Kriminalitätsvermeidung

Kriminalprävention

Unter den Begriff der Kriminalprävention fallen alle staatlichen und privaten Maßnahmen und Programme, die dazu dienen, rechtswidrigen Taten vorzubeugen, diese zu verhindern oder in ihrer Folge abzuschwächen (vgl. Mesching 2005). Kriminalprävention setzt auf zwei Ebenen an. Zum einen will sie die objektive →Sicherheit durch Senken der →Kriminalität erhöhen, zum anderen auch die subjektive →Sicherheitslage verbessern, indem die →Kriminalitätsfurcht gemindert wird (vgl. Oberwittler 2003: 31 f.). Es wird zwischen primärer, sekundärer und tertiärer Kriminalprävention unterschieden. Primäre Kriminalprävention zielt auf die Gesamtbevölkerung ab und setzt mit Hilfe von Vorbeugungsmaßnahmen bei den Entstehungsbedingungen von Kriminalität an (z.B. Jugendhilfe- und Bildungsangebote, Maßnahmen der verschiedener Politikbereiche, wie Arbeits-, Familien-, Kultur- und Sozialpolitik).
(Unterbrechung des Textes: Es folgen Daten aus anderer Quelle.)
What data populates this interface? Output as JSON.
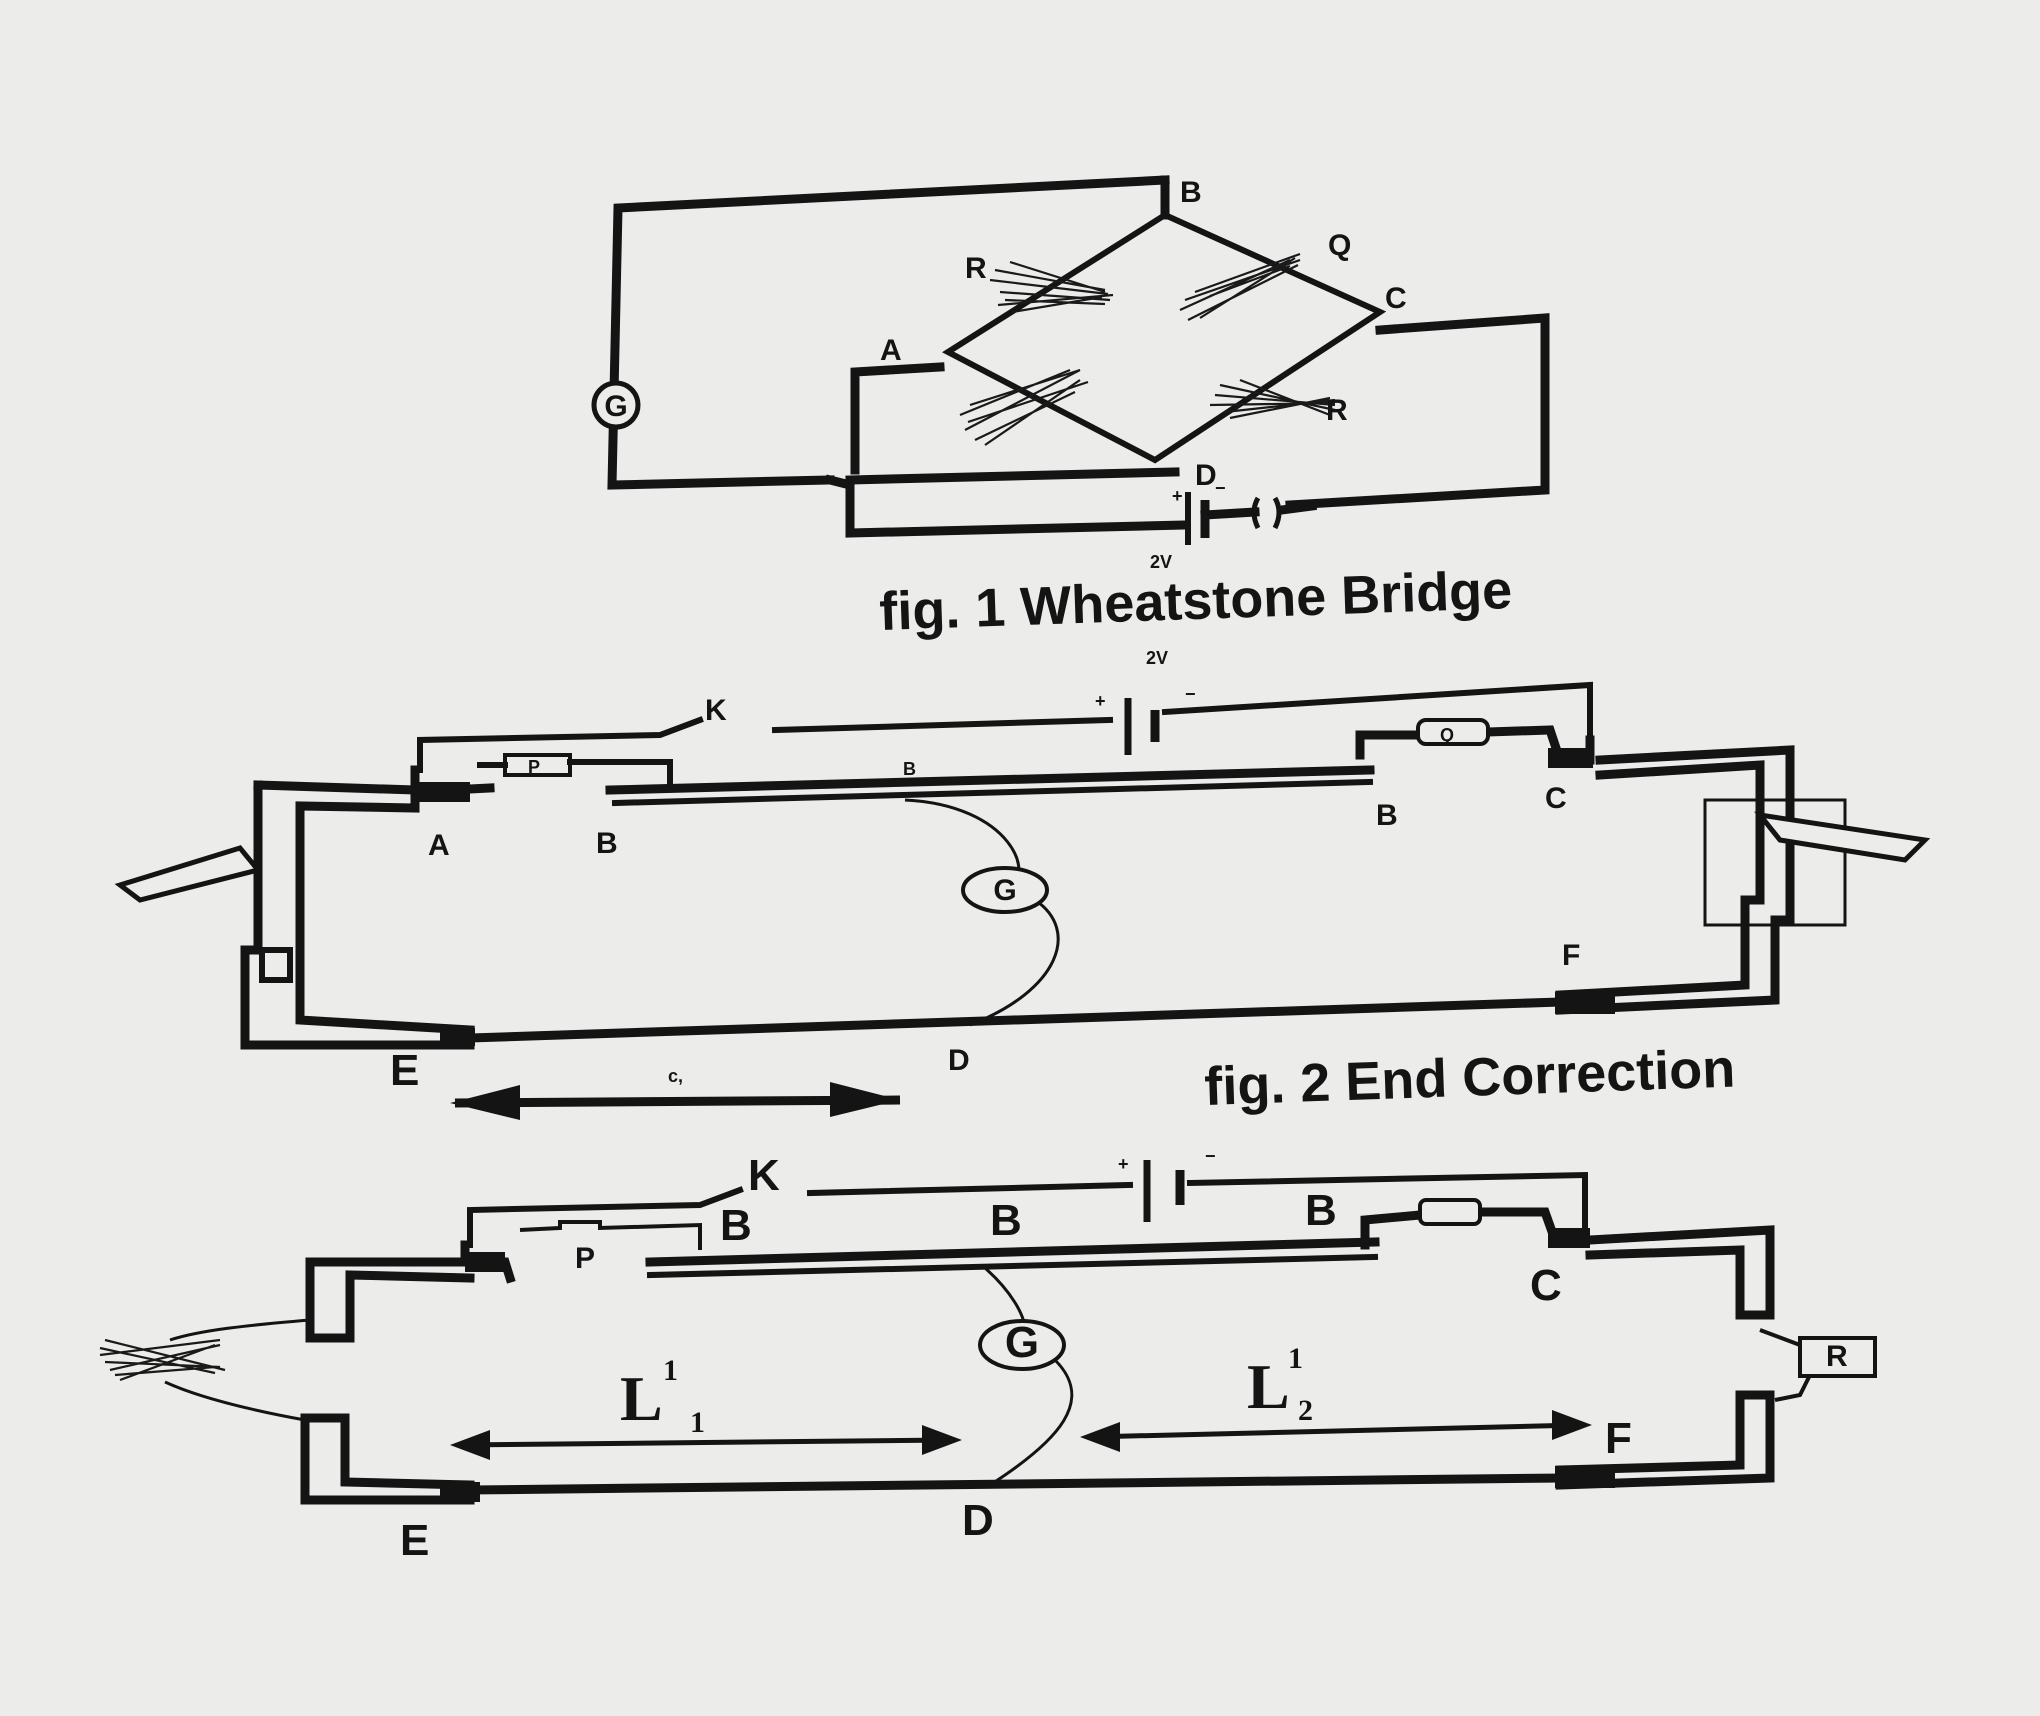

Sekundäre Kriminalprävention richtet sich an Risikogruppen und hat die Abschreckung potenzieller Straftäter und Straftäterinnen zum Ziel, indem sie z.B. Opfer unterstützt oder Tatgelegenheiten verringert werden. Tertiäre Kriminalprävention richtet sich an bereits straffällig gewordene Personen und soll die Rückfallwahrscheinlichkeit vermindern (vgl. John 2012). Kriminalprävention umfasst eine Vielzahl von unterschiedlichen Maßnahmen verschiedener Akteure und Akteurinnen, so fallen z.B. polizeiliche, soziale und städtebauliche Maßnahmen (vgl. →Kriminalprävention, städtebauliche) hier zusammen (vgl. ebenda).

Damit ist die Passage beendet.